用Python实现备份优快云博客:
功能:备份输入user的所有博文到当前目录下的user文件夹内(html格式)
不足:暂时还没开多线程,并且反盗链之类还没有处理(虽然转载的文章一般都是保存没反盗链的图,但是,还是一个不足),然后就是语言的精简还需提高,比如文件名修正,应该可以用循环匹配查找…………
谢谢python技术交流群里的菜鱼和xiao等前辈的指导,编码问题给我郁闷了好久,欢迎大家拍砖。
————————
添加多线程,知道join了,呵呵
转为的exe版本见0分下载页http://download.youkuaiyun.com/detail/betabin/4377512
————————
上面的exe资源被Csdn删掉了,这能接受,可是连事后通知都没有,这有点………
貌似又恢复了……这…………
————————
把文件名的过滤用sub替代,减去冗余代码
会python的就自己脚本跑吧。
# -*- coding: cp936 -*-
'''
Author: BetaBin
Date: 2012/06/16
Function: Backup the csdn blog.
'''
import urllib
import urllib2
import os
import re
import traceback
import threading
import datetime
#Global data
#日志链接,相对路径:日志名
blogurl = {}
savednum = 1
threadnum = 5
bloghost = 'http://blog.youkuaiyun.com'
bloguser = 'BetaBin'
#获取infourl的html源码utf8编码
def getinfo(infourl, hostsite = ''):
postdata = urllib.urlencode({})
headers = {
'User-Agent':'Mozilla/5.0 (Windows; U; Windows NT 6.1; en-US; rv:1.9.1.6) Gecko/20091201 Firefox/3.5.6'
}
if hostsite != '':
print "hostsite: ", hostsite
headers['Referer'] = hostsite
req = urllib2.Request(
url = infourl,
data = postdata,
headers = headers
)
#return urllib2.urlopen(req).read().decode('utf8')

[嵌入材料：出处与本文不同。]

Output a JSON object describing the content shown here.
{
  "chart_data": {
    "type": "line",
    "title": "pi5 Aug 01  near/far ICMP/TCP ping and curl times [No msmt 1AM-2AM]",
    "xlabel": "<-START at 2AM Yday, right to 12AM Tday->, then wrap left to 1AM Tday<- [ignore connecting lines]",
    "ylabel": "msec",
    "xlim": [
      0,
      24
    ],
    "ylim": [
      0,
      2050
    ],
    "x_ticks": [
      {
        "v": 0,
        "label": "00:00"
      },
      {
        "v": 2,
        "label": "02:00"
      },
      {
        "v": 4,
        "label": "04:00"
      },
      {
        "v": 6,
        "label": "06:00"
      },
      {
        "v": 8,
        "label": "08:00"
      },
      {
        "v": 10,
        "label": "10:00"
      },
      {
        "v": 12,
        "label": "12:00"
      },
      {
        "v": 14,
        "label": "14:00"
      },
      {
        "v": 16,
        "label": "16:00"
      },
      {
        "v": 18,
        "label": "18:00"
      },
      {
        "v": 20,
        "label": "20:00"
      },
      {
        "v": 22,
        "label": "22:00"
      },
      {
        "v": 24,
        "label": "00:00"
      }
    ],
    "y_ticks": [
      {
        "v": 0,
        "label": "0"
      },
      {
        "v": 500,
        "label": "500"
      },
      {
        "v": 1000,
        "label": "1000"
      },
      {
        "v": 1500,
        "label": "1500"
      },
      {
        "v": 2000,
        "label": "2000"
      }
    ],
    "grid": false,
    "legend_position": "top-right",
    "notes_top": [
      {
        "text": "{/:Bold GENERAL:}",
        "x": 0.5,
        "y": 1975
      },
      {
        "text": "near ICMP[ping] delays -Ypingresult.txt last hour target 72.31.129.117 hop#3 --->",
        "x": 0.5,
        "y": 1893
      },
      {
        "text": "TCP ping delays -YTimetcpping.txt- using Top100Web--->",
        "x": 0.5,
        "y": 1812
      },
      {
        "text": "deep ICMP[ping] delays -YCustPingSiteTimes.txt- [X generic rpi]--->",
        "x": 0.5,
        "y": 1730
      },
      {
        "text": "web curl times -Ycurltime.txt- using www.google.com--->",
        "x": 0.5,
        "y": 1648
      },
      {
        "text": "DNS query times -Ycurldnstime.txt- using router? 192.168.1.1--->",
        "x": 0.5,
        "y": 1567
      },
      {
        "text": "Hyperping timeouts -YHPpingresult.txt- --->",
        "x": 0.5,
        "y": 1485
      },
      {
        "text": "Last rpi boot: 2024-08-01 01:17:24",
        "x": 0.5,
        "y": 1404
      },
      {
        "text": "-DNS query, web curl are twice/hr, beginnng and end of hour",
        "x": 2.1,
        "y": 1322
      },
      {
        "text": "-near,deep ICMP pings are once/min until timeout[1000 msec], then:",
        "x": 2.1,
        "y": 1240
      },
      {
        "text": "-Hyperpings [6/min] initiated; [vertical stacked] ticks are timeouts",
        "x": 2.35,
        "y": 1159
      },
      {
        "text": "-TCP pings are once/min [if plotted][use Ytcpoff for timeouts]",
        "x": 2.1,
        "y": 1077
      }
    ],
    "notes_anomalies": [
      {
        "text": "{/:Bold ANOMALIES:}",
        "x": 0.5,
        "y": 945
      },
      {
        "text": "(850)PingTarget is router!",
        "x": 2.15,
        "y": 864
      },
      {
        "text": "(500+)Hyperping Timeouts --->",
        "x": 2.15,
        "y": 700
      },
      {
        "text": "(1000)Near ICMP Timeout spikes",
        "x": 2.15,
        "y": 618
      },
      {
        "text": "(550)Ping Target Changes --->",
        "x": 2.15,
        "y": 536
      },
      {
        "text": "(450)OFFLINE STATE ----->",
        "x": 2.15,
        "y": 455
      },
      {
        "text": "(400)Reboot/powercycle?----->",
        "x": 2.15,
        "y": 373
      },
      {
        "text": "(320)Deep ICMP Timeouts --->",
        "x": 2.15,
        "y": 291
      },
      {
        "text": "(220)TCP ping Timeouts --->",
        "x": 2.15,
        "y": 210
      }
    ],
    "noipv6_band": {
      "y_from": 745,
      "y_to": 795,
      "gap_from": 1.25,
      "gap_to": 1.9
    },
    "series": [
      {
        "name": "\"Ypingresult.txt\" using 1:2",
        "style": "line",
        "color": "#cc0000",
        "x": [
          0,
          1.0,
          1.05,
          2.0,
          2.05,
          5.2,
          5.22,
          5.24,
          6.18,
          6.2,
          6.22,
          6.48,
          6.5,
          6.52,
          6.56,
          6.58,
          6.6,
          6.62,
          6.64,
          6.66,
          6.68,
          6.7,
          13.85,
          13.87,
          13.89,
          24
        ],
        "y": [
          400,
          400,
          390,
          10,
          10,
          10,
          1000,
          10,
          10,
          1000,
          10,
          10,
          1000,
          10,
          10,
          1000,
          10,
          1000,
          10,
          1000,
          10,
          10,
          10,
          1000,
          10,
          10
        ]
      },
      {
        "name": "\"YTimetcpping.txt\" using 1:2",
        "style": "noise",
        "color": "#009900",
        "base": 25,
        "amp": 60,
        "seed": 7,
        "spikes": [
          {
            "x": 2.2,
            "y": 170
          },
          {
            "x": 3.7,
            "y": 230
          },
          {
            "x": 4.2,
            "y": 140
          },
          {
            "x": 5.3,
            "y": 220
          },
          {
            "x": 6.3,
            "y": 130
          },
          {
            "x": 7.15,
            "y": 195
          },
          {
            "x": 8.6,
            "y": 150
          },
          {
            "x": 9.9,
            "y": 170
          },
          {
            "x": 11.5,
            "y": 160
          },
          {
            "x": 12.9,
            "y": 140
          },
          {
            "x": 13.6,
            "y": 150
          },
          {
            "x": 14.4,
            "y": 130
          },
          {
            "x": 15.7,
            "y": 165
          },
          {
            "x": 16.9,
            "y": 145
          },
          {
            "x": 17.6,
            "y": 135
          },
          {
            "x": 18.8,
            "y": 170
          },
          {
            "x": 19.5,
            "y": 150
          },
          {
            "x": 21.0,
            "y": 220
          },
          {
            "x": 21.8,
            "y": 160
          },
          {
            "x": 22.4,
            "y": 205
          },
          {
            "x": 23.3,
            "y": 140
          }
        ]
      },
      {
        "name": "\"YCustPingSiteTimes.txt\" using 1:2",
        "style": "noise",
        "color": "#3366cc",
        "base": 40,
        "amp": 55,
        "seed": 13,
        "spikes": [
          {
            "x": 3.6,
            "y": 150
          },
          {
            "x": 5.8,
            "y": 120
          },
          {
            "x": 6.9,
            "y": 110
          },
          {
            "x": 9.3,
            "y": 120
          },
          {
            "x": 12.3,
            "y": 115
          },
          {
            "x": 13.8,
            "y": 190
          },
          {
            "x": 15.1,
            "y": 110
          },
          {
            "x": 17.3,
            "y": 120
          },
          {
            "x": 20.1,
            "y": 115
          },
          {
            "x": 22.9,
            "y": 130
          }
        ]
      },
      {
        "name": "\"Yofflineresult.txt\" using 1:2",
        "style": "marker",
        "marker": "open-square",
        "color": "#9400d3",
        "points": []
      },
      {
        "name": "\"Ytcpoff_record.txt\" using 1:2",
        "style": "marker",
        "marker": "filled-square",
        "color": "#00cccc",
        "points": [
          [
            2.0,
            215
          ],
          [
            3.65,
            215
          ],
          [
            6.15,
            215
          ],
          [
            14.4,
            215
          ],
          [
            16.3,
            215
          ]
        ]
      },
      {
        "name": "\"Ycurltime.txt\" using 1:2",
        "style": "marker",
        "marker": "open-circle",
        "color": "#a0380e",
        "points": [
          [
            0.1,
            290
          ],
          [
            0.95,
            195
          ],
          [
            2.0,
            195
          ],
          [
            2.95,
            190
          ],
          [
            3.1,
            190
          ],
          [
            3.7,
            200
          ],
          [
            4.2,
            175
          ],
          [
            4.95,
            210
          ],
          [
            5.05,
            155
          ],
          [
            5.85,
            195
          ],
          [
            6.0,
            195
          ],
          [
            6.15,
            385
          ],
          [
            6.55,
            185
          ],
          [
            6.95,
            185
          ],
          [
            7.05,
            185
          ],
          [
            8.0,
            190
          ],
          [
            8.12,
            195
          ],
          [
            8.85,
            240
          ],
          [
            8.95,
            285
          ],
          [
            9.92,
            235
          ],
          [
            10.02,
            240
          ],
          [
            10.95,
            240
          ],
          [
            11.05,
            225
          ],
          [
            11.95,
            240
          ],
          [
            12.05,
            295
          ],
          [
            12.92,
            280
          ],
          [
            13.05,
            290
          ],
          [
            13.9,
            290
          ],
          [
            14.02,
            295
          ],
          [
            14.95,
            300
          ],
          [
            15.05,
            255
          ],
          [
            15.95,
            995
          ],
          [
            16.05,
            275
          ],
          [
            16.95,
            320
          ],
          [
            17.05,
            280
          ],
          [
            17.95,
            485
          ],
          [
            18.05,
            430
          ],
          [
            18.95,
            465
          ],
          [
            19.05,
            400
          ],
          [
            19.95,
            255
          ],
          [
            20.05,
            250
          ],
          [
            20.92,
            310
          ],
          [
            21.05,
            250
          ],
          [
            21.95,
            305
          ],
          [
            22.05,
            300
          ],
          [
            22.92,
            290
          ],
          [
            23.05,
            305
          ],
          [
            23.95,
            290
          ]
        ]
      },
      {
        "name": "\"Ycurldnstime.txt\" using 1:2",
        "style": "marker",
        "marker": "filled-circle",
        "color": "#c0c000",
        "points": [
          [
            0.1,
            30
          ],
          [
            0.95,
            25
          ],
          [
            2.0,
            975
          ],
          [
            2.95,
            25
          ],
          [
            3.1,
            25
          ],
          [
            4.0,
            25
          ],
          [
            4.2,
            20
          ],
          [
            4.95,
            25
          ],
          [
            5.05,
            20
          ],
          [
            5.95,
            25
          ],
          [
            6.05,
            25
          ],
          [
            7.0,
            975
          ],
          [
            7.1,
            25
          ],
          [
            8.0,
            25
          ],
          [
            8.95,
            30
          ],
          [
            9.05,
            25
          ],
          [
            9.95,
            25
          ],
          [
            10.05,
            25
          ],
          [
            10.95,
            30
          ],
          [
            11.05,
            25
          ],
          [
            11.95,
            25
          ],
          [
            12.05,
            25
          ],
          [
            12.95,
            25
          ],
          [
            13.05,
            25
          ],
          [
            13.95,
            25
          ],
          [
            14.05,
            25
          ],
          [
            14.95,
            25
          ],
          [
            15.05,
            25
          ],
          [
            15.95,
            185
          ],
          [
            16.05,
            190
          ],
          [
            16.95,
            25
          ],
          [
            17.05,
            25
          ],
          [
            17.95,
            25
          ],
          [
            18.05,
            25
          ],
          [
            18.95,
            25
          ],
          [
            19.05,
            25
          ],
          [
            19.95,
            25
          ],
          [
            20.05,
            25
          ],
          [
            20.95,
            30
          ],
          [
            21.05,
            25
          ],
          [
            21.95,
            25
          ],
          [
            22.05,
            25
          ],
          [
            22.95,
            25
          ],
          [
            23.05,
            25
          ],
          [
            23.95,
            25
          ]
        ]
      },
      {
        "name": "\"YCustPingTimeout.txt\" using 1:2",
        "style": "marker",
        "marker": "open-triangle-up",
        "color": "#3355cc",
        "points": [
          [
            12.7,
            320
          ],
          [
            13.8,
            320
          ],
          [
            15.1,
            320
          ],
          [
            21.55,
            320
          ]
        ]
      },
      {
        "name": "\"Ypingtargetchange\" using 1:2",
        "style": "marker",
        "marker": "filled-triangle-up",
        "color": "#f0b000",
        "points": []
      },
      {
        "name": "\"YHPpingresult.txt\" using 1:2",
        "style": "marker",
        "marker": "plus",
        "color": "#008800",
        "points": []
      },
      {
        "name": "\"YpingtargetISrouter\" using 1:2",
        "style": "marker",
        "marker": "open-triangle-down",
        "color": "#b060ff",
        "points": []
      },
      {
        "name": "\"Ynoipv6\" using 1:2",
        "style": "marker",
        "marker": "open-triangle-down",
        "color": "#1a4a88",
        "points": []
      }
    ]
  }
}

urlfile = urllib2.urlopen(req)
result = urlfile.read().decode('utf8')
urlfile.close()
return result
#开始备份url页面的所有博客及后续页面博客
def backup(url):
#获取内容
result = getinfo(url)
#找本页日志链接
titlepatt = """class="link_title"><a href="(.*?)">[\\s]+(.*?)[\\s]+</a>"""
retitle = re.compile(titlepatt)
blogs = retitle.findall(result)
#print "Got: ", blogs
for blog in blogs:
blogurl[blog[0]] = blog[1]
#print blog[0] + '\t\t' + blog[1]
#找下页链接
nextpagepatt = u"""<a href="(.*?)">下一页</a>"""

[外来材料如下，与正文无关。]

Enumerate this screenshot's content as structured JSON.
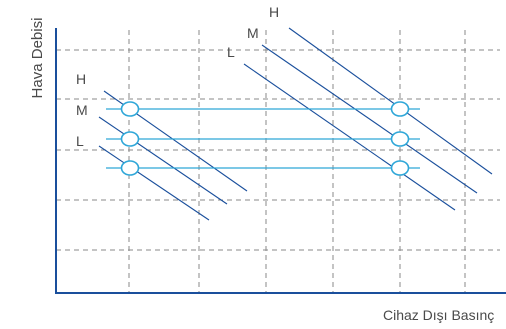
{
  "chart_data": {
    "type": "line",
    "xlabel": "Cihaz Dışı Basınç",
    "ylabel": "Hava Debisi",
    "grid": true,
    "colors": {
      "axis": "#1a4f9c",
      "curve": "#1a4f9c",
      "operating": "#2fa7d8",
      "grid": "#8a8a8a",
      "text": "#555555"
    },
    "curve_groups": [
      {
        "name": "left",
        "labels": [
          "H",
          "M",
          "L"
        ]
      },
      {
        "name": "right",
        "labels": [
          "H",
          "M",
          "L"
        ]
      }
    ],
    "operating_lines": [
      {
        "name": "H"
      },
      {
        "name": "M"
      },
      {
        "name": "L"
      }
    ]
  }
}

renextpage = re.compile(nextpagepatt)
pagelink = renextpage.search(result)
if pagelink is not None:
pagelink = renextpage.findall(result)
truelink = pagelink[0].rfind('href')
backup(bloghost + pagelink[0][truelink + 6:])
#打印blogurl映射里的内容
def printbloglink():
for item in blogurl:
print item, "\t\t", blogurl[item]
#找到博客正文内容
def getcontent(inforesult):
contentpatt = """<div id="article_content" class="article_content"[\\s\\S]*?<div class="share_buttons\""""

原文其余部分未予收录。